Romanian Rip (Timisoara), 2008
Timisoara is the town from where started the Romanian revolution in December 1989. Twenty years later, it enters, with its country, in the European community. Two groups live together in this town: those from before and those from after the 1989 revolution. Those who were over twenty-five in 1989 had difficulties to adapt to capitalism. The younger live fully this new system. To show the two faces of this society, I have photographed Timisoara’s life machine: industry, commerce, authority, leisure, family. The caption on each photograph indicates the age of the people, some of whom were witnesses of the revolution, witnesses of the truth.
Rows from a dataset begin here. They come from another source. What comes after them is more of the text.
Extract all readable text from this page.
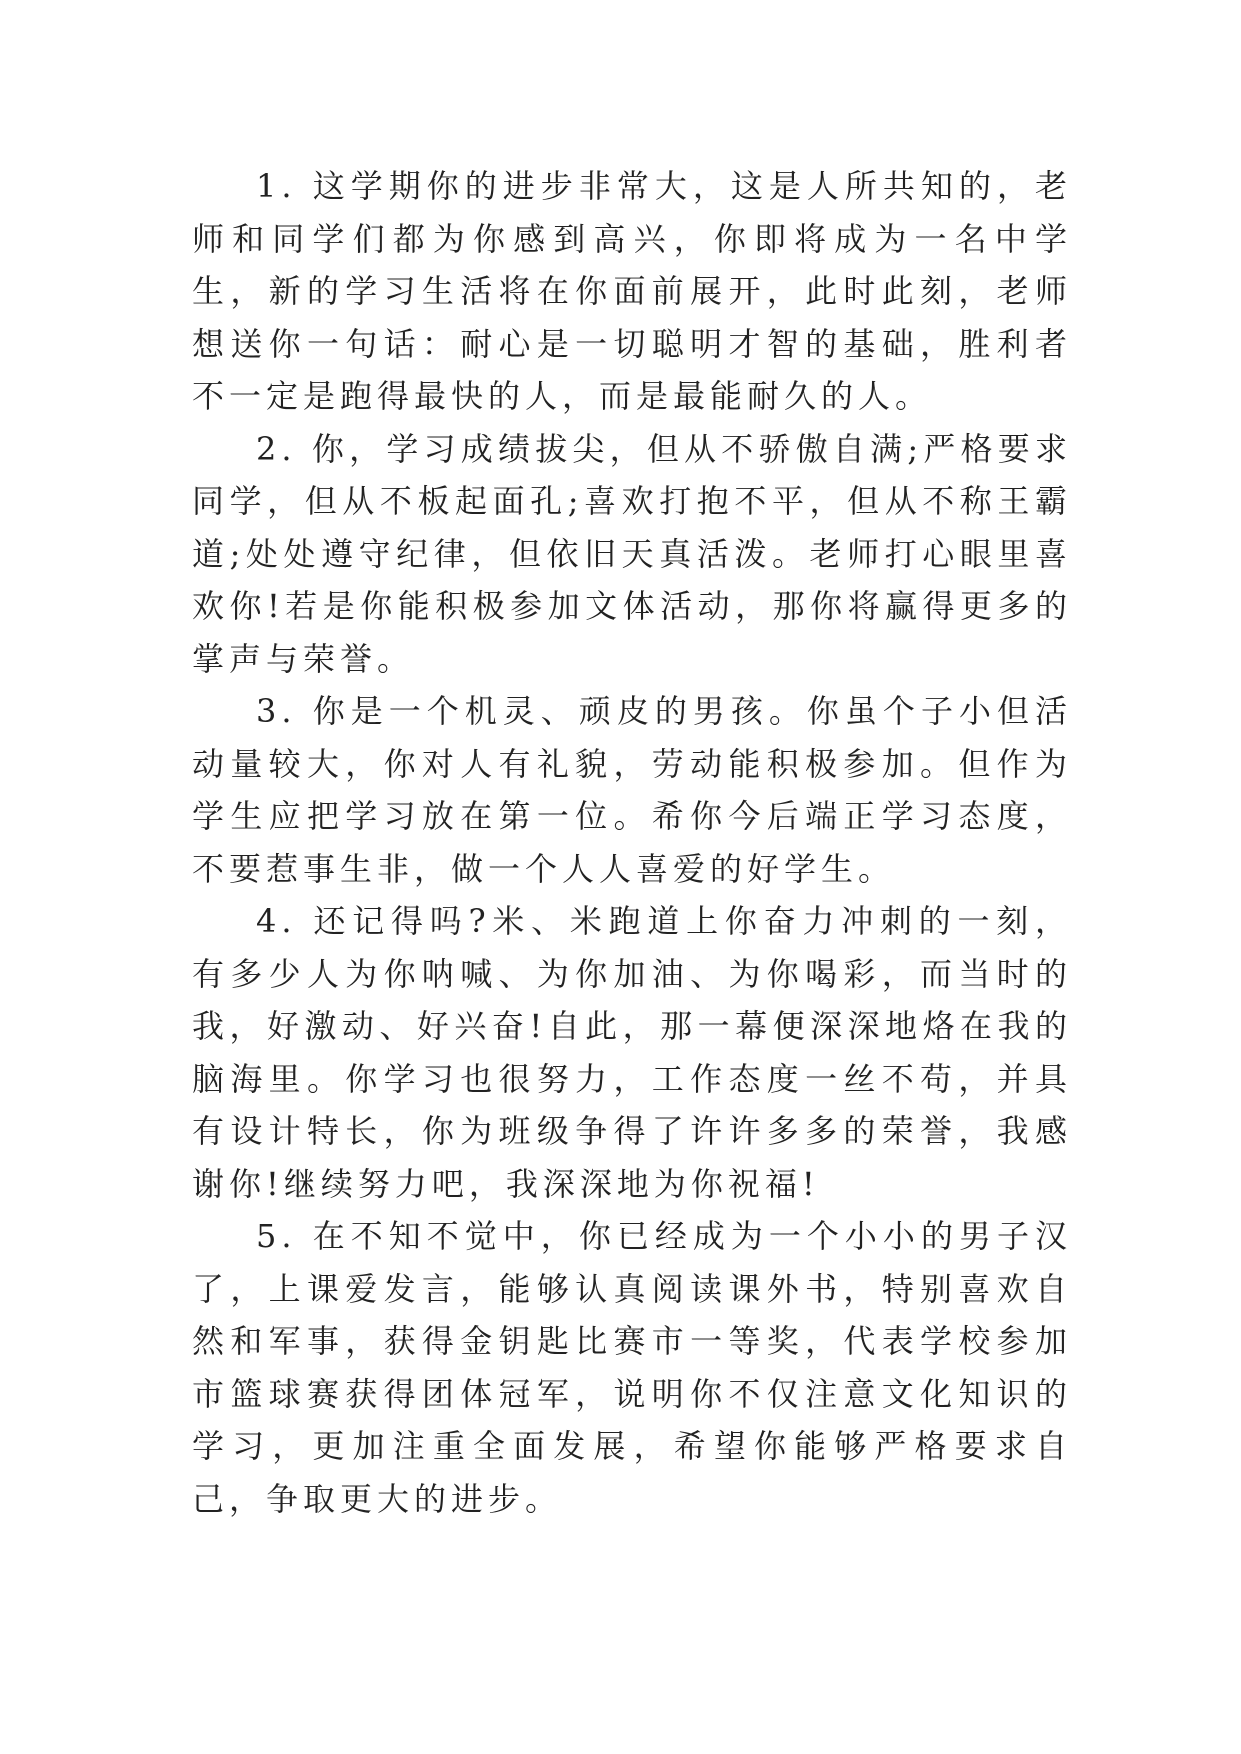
1. 这学期你的进步非常大，这是人所共知的，老师和同学们都为你感到高兴，你即将成为一名中学生，新的学习生活将在你面前展开，此时此刻，老师想送你一句话：耐心是一切聪明才智的基础，胜利者不一定是跑得最快的人，而是最能耐久的人。

2. 你，学习成绩拔尖，但从不骄傲自满;严格要求同学，但从不板起面孔;喜欢打抱不平，但从不称王霸道;处处遵守纪律，但依旧天真活泼。老师打心眼里喜欢你!若是你能积极参加文体活动，那你将赢得更多的掌声与荣誉。

3. 你是一个机灵、顽皮的男孩。你虽个子小但活动量较大，你对人有礼貌，劳动能积极参加。但作为学生应把学习放在第一位。希你今后端正学习态度，不要惹事生非，做一个人人喜爱的好学生。

4. 还记得吗?米、米跑道上你奋力冲刺的一刻，有多少人为你呐喊、为你加油、为你喝彩，而当时的我，好激动、好兴奋!自此，那一幕便深深地烙在我的脑海里。你学习也很努力，工作态度一丝不苟，并具有设计特长，你为班级争得了许许多多的荣誉，我感谢你!继续努力吧，我深深地为你祝福!

5. 在不知不觉中，你已经成为一个小小的男子汉了，上课爱发言，能够认真阅读课外书，特别喜欢自然和军事，获得金钥匙比赛市一等奖，代表学校参加市篮球赛获得团体冠军，说明你不仅注意文化知识的学习，更加注重全面发展，希望你能够严格要求自己，争取更大的进步。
Because the true story is still uncertain. In December 1989, following an uprising from the people of Timisoara, the media announce 12,000 people dead, killed by the army and the Securitate, the secret police. There is talk of a genocide. To prove the executions and the tortures of Ceausescu’s regime to the western media, eager to get carried-away, the organizers of the uprising put together a staging. They dig up from the cemetery and lay down on the floor nineteen corpses of people already dead for several weeks. Journalists from the international press photograph this mass grave with a man crying over the corpses of this wife and his young daughter. What they don’t know is that the man is paid to play this part, the woman died from a cirrhosis and the baby, who is not his child, was a victim of infant sudden death. In fact, eighty-nine victims were officially counted in Timisoara and six hundred and eighty-nine over the country.
Since this spectacular manipulation, Timisoara symbolizes the doubt towards the images and the media. The staging replaced the information, the fiction has crept into the reportages. Even though a photographic document is suspect by nature, we often want to believe in it. The photographer is manipulated by his subject just as much as the subject manipulates him. By inserting myself in each image, I wanted to raise the question of truth in the photographic image. The fluorescent orange of the shutter release, clearly visible, asserts my intrusion inside the image. I thus sign the making of the document and its origin.
At the same time, I try to merge into the image. By dressing up and by behaving like the people photographed, I strive to erase our representations of nationalities and social backgrounds linked to the dress code. Strangely, no-one considered this approach as being odd and all said they felt more at ease in front of the camera when I was with them. Absent from the caption in which the other names betray the Romanian, Italian, Serbian, Hungarian, German, Austrian or Turkish origins of the people I photographed, I question my position and the imaginary barriers raised by men between them.